Infeksi Saluran Pernapasan Akut (ISPA) merupakan salah satu gangguan kesehatan yang paling sering dialami pekerja, terutama di lingkungan kerja dengan paparan debu, asap, polusi udara, atau kondisi ruang kerja yang padat dan berventilasi buruk. Meski sering dianggap penyakit ringan, ISPA dapat menyebar dengan cepat antar pekerja, menurunkan produktivitas, dan pada kasus tertentu berkembang menjadi kondisi yang lebih serius seperti pneumonia.
Apa Itu ISPA?
ISPA adalah infeksi yang menyerang saluran pernapasan, mulai dari hidung, tenggorokan, hingga paru-paru, yang berlangsung hingga 14 hari. ISPA dapat menyerang saluran pernapasan bagian atas (pilek, radang tenggorokan) maupun bagian bawah (bronkitis, pneumonia). Sebagian besar kasus ISPA bersifat ringan dan dapat sembuh sendiri, namun pada kelompok rentan atau bila tidak ditangani dengan baik, ISPA dapat berkembang menjadi infeksi yang lebih berat.
Penyebab ISPA
|
Penyebab |
Keterangan |
| Virus | Penyebab tersering — influenza, rhinovirus, adenovirus, RSV, coronavirus |
| Bakteri | Streptococcus, Haemophilus influenzae, dapat menyebabkan infeksi lebih berat |
| Faktor lingkungan kerja | Debu, asap, polusi udara, kabut asap kebakaran hutan, ruang kerja dengan ventilasi buruk |
| Faktor daya tahan tubuh | Kelelahan, kurang istirahat, gizi kurang, penyakit penyerta (asma, diabetes) |
Penanganan Awal
- Istirahat yang cukup dan jangan memaksakan diri untuk tetap bekerja saat bergejala.

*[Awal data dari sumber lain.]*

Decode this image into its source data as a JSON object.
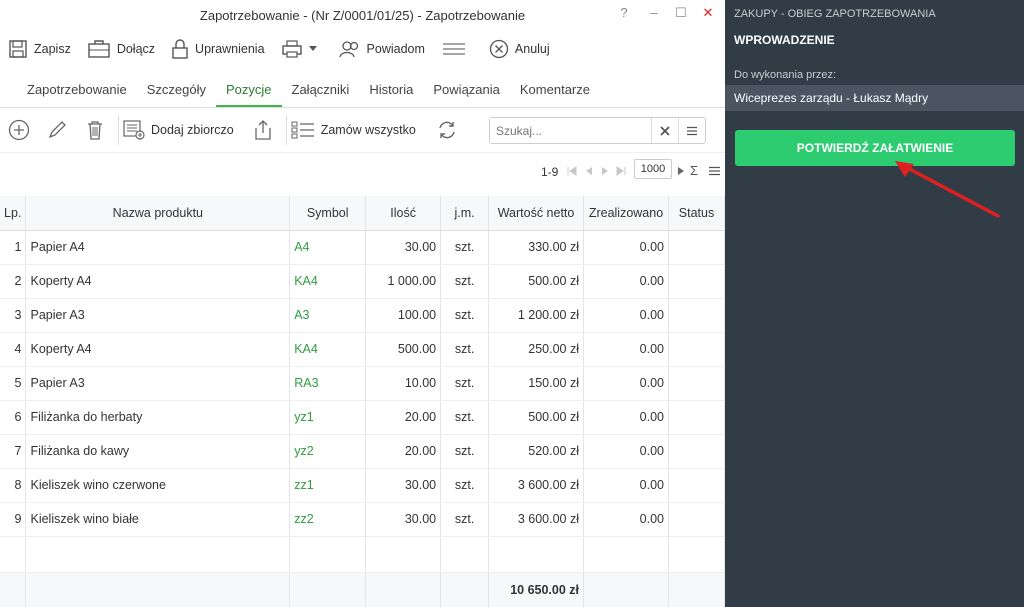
{
  "window": {
    "title": "Zapotrzebowanie - (Nr Z/0001/01/25) - Zapotrzebowanie",
    "help": "?",
    "minimize": "–",
    "maximize": "☐",
    "close": "✕"
  },
  "toolbar": {
    "save": "Zapisz",
    "attach": "Dołącz",
    "permissions": "Uprawnienia",
    "notify": "Powiadom",
    "cancel": "Anuluj"
  },
  "tabs": [
    "Zapotrzebowanie",
    "Szczegóły",
    "Pozycje",
    "Załączniki",
    "Historia",
    "Powiązania",
    "Komentarze"
  ],
  "actionbar": {
    "bulk_add": "Dodaj zbiorczo",
    "order_all": "Zamów wszystko",
    "search_placeholder": "Szukaj..."
  },
  "pager": {
    "range": "1-9",
    "page_size": "1000",
    "sum_symbol": "Σ"
  },
  "table": {
    "columns": [
      "Lp.",
      "Nazwa produktu",
      "Symbol",
      "Ilość",
      "j.m.",
      "Wartość netto",
      "Zrealizowano",
      "Status"
    ],
    "rows": [
      {
        "lp": "1",
        "name": "Papier A4",
        "symbol": "A4",
        "qty": "30.00",
        "unit": "szt.",
        "net": "330.00 zł",
        "done": "0.00",
        "status": ""
      },
      {
        "lp": "2",
        "name": "Koperty A4",
        "symbol": "KA4",
        "qty": "1 000.00",
        "unit": "szt.",
        "net": "500.00 zł",
        "done": "0.00",
        "status": ""
      },
      {
        "lp": "3",
        "name": "Papier A3",
        "symbol": "A3",
        "qty": "100.00",
        "unit": "szt.",
        "net": "1 200.00 zł",
        "done": "0.00",
        "status": ""
      },
      {
        "lp": "4",
        "name": "Koperty A4",
        "symbol": "KA4",
        "qty": "500.00",
        "unit": "szt.",
        "net": "250.00 zł",
        "done": "0.00",
        "status": ""
      },
      {
        "lp": "5",
        "name": "Papier A3",
        "symbol": "RA3",
        "qty": "10.00",
        "unit": "szt.",
        "net": "150.00 zł",
        "done": "0.00",
        "status": ""
      },
      {
        "lp": "6",
        "name": "Filiżanka do herbaty",
        "symbol": "yz1",
        "qty": "20.00",
        "unit": "szt.",
        "net": "500.00 zł",
        "done": "0.00",
        "status": ""
      },
      {
        "lp": "7",
        "name": "Filiżanka do kawy",
        "symbol": "yz2",
        "qty": "20.00",
        "unit": "szt.",
        "net": "520.00 zł",
        "done": "0.00",
        "status": ""
      },
      {
        "lp": "8",
        "name": "Kieliszek wino czerwone",
        "symbol": "zz1",
        "qty": "30.00",
        "unit": "szt.",
        "net": "3 600.00 zł",
        "done": "0.00",
        "status": ""
      },
      {
        "lp": "9",
        "name": "Kieliszek wino białe",
        "symbol": "zz2",
        "qty": "30.00",
        "unit": "szt.",
        "net": "3 600.00 zł",
        "done": "0.00",
        "status": ""
      }
    ],
    "total_net": "10 650.00 zł"
  },
  "right_panel": {
    "category": "ZAKUPY - OBIEG ZAPOTRZEBOWANIA",
    "stage": "WPROWADZENIE",
    "assignee_label": "Do wykonania przez:",
    "assignee": "Wiceprezes zarządu - Łukasz Mądry",
    "confirm_button": "POTWIERDŹ ZAŁATWIENIE"
  },
  "colors": {
    "panel_bg": "#323c47",
    "confirm_green": "#2ecc71",
    "active_tab": "#3cb54a",
    "arrow_red": "#e02020"
  }
}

- Perbanyak minum air putih untuk membantu mengencerkan dahak dan mencegah dehidrasi.
- Gunakan masker saat bergejala untuk mencegah penularan ke rekan kerja lain.
- Kompres hangat atau konsumsi obat penurun demam sesuai anjuran untuk meredakan demam.
- Hindari paparan asap rokok, debu, dan udara dingin/AC langsung selama masa pemulihan.
- Segera periksakan diri ke petugas kesehatan/klinik apabila gejala memberat atau tidak membaik dalam beberapa hari.
Pencegahan di Tempat Kerja
- Terapkan etika batuk dan bersin yang benar (tutup mulut/hidung dengan siku bagian dalam atau tisu)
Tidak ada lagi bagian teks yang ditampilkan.